4.1.3. Discussion

Nous observons un effet massif du rang de la consonne : la première consonne (C1) est identifiée à la fois plus rapidement et plus précisément que de la deuxième (C2). Bien qu’elles soient peu nombreuses, les lettres sont difficilement identifiables en parallèle, de façon automatique, car elles constituent un pseudo-mot qui n’a pas de représentation lexicale. Aussi cet effet du rang des lettres est vraisemblablement dû à la séquentialité de leur traitement de gauche à droite. Les participants doivent utiliser la voie analytique et donc opérer un traitement séquentiel (Juphard, Carbonnel, Ans & Valdois, 2006).
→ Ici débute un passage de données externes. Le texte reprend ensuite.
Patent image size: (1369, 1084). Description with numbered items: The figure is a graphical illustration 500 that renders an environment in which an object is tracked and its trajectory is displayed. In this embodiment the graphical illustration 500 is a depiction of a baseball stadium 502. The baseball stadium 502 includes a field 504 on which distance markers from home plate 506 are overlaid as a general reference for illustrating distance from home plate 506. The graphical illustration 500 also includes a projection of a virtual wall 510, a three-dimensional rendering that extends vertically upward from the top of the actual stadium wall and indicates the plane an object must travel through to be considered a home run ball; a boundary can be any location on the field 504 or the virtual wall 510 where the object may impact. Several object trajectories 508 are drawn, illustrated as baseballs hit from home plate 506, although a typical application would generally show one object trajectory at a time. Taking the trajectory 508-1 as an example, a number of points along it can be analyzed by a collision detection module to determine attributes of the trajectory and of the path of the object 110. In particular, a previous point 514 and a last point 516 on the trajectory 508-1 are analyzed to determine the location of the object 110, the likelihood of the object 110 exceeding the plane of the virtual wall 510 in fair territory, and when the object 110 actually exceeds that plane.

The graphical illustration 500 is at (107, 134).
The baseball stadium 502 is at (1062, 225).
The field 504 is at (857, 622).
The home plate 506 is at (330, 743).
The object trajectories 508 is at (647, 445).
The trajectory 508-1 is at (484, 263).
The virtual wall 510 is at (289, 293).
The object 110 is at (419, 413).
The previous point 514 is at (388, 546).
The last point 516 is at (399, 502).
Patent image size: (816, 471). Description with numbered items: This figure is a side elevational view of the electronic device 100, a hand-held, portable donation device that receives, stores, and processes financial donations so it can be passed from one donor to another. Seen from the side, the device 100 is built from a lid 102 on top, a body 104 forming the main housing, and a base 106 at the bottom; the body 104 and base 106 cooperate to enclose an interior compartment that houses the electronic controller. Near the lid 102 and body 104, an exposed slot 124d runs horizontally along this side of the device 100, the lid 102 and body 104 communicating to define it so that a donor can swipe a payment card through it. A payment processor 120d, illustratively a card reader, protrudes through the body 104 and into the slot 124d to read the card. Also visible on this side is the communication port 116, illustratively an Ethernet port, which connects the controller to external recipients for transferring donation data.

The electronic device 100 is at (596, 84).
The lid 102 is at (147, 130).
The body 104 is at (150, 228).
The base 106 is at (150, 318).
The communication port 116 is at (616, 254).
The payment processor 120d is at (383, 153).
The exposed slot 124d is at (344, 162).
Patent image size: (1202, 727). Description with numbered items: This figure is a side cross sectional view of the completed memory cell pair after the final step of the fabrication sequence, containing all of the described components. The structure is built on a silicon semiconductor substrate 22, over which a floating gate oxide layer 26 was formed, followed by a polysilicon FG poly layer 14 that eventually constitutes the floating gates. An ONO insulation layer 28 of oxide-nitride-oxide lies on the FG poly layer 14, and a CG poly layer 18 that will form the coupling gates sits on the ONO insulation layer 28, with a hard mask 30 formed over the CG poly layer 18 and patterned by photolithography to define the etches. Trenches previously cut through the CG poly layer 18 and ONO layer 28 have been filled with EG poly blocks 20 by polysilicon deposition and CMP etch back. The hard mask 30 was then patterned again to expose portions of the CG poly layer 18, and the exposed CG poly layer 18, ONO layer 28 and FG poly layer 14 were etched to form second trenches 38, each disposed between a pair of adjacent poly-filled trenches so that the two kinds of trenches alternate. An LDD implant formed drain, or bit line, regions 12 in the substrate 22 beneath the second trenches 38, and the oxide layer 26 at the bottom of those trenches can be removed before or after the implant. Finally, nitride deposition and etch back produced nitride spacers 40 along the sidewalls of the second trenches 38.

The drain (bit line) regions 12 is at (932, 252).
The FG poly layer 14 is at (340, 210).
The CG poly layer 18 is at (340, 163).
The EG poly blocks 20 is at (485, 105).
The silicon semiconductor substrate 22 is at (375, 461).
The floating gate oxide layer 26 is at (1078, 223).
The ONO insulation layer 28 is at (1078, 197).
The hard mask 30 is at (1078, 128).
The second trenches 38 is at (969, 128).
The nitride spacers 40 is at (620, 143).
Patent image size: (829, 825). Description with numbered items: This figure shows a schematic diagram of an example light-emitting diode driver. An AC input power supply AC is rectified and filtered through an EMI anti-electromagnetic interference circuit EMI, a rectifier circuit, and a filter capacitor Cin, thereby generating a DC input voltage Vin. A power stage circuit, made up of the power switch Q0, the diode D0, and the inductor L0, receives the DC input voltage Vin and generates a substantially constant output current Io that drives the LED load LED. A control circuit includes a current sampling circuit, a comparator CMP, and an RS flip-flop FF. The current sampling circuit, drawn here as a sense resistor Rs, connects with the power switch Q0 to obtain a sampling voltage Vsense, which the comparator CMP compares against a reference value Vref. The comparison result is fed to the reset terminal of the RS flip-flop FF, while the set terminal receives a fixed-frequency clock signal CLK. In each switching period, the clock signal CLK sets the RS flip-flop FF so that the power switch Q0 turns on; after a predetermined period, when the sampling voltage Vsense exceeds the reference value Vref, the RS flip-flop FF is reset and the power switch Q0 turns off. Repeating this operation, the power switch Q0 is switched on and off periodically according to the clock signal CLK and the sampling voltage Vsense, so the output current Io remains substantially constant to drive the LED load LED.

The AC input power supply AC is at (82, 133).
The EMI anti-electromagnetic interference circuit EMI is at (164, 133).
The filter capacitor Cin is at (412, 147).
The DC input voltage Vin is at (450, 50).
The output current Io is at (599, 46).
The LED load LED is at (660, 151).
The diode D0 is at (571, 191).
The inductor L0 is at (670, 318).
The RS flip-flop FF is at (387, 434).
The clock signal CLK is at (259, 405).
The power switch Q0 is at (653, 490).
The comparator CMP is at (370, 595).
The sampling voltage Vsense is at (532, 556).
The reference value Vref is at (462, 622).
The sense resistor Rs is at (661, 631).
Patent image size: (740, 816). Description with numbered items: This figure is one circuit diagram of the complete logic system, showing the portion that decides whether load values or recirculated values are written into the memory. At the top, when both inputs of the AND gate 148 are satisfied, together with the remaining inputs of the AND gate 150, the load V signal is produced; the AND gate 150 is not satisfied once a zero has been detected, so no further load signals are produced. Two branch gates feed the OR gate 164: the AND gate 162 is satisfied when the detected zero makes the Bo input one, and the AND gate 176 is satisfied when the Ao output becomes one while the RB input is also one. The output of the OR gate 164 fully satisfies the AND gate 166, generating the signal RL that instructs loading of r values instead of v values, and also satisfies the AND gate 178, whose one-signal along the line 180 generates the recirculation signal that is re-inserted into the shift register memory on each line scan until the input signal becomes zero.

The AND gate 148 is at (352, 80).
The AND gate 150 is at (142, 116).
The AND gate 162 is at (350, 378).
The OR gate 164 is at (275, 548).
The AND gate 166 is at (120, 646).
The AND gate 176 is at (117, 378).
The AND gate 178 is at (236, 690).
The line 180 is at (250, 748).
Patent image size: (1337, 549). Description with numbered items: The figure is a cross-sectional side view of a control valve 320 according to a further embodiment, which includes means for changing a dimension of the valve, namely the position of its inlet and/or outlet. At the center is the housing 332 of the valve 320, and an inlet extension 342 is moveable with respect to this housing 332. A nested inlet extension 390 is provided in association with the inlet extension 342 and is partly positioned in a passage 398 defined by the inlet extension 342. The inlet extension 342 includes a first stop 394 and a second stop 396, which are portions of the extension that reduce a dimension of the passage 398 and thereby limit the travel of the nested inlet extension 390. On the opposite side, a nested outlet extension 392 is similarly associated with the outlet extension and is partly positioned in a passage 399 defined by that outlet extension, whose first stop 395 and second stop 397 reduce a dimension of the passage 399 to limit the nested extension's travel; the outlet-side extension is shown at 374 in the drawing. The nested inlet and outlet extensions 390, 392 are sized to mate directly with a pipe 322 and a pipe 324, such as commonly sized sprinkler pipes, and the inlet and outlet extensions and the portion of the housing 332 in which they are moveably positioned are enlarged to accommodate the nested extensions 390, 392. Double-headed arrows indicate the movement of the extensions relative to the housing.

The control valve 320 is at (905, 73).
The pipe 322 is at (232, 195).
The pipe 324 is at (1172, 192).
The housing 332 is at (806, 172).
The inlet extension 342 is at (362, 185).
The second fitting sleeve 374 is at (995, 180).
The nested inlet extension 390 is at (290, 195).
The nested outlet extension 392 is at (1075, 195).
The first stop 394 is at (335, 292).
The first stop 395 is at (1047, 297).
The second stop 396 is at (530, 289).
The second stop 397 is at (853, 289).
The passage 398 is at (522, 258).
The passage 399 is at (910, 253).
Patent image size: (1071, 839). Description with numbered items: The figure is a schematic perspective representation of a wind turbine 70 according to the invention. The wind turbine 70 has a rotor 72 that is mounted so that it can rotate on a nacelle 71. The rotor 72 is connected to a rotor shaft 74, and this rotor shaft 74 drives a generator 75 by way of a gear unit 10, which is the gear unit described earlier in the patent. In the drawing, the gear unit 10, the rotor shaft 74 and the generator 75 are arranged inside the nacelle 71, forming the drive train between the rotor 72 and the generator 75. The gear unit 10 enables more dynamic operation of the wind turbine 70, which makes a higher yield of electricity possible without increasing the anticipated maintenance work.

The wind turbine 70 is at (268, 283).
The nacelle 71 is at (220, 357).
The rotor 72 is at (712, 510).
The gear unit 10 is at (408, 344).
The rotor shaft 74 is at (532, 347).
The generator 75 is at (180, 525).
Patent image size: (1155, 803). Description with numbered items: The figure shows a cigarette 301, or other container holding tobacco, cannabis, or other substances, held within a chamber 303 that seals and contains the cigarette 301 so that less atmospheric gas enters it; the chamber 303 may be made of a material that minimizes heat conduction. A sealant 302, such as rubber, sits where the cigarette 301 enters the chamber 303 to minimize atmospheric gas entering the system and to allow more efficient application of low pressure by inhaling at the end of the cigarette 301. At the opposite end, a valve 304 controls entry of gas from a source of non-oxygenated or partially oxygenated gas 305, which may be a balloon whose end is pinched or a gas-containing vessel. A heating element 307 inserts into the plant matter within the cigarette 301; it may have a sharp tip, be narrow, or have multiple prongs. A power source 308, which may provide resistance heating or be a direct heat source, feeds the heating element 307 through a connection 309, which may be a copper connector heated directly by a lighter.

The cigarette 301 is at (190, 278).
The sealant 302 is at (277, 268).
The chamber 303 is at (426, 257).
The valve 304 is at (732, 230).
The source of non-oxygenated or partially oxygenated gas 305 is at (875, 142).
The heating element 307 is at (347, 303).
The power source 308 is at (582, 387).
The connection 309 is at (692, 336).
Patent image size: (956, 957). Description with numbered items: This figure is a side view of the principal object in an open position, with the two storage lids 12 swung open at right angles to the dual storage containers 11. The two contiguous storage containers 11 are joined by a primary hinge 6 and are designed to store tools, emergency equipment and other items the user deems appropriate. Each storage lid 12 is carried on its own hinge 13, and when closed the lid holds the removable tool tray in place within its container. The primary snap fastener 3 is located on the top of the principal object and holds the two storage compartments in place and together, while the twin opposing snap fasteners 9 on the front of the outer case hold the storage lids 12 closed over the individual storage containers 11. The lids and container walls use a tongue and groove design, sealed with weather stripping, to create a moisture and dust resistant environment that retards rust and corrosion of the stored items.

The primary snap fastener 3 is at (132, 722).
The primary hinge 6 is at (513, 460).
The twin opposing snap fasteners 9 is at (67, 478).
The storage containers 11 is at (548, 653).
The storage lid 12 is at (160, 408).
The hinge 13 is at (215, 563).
L’objectif de l’expérience était de tenter de répliquer les effets de partage du trait de voisement par les deux consonnes d’un stimulus CVCV écrit dans une tâche imposant un traitement précis de la position de chaque lettre. A cet égard, nos hypothèses sont partiellement vérifiées. En effet, le partage du voisement par les deux consonnes ralentit l’identification de la deuxième consonne, conformément à l’hypothèse 8. Cet effet n’apparaît cependant que si les consonnes sont toutes les deux occlusives mais pas si elles sont fricatives. L’effet négatif de la ressemblance de voisement sur la deuxième consonne est conforme à ce que prédit l’hypothèse de la mise en jeu de relations d’inhibition latérale au niveau phonémique (Bedoin & Krifi, 2009), mais les résultats de cette expérience suggèrent que cette ressemblance de voisement n’est pas toujours traitée de la même façon : le mode d’articulation des consonnes impliquées module cet effet. Ce résultat montre donc un statut prépondérant du mode, qui est cohérent avec certaines données de la littérature : Peters (1963) montre que le mode est un critère majeur pour estimer la ressemblance entre deux consonnes entendues, ou pour les discriminer (Stevens, 2002).

En revanche, nous ne retrouvons pas d’effet de la ressemblance de voisement pour la première consonne, en particulier pas de facilitation dans l’identification de  la première consonne en cas de ressemblance de voisement : notre hypothèse 9 n’est donc pas vérifiée.

Dans cette partie expérimentale, il s’agit de vérifier que les lecteurs sont sensibles au partage de différents traits phonologiques par les consonnes de stimuli écrits, et non plus seulement au partage du voisement. L’Expérience 5a a apporté des arguments favorables à la sensibilité au partage du voisement, avec un effet pouvant s’expliquer par la mise en jeu de relations d’inhibition latérale entre phonèmes. Nous proposons l’Expérience 5b afin de tester la sensibilité des lecteurs au partage du trait de mode, avec la même hypothèse que pour le voisement, basée sur le modèle de lecture que nous proposons et selon lequel les adultes bons lecteurs ont élaboré une organisation des phonèmes intégrant des relations d’inhibition latérale dont le poids varie avec les traits phonologiques partagés par les phonèmes.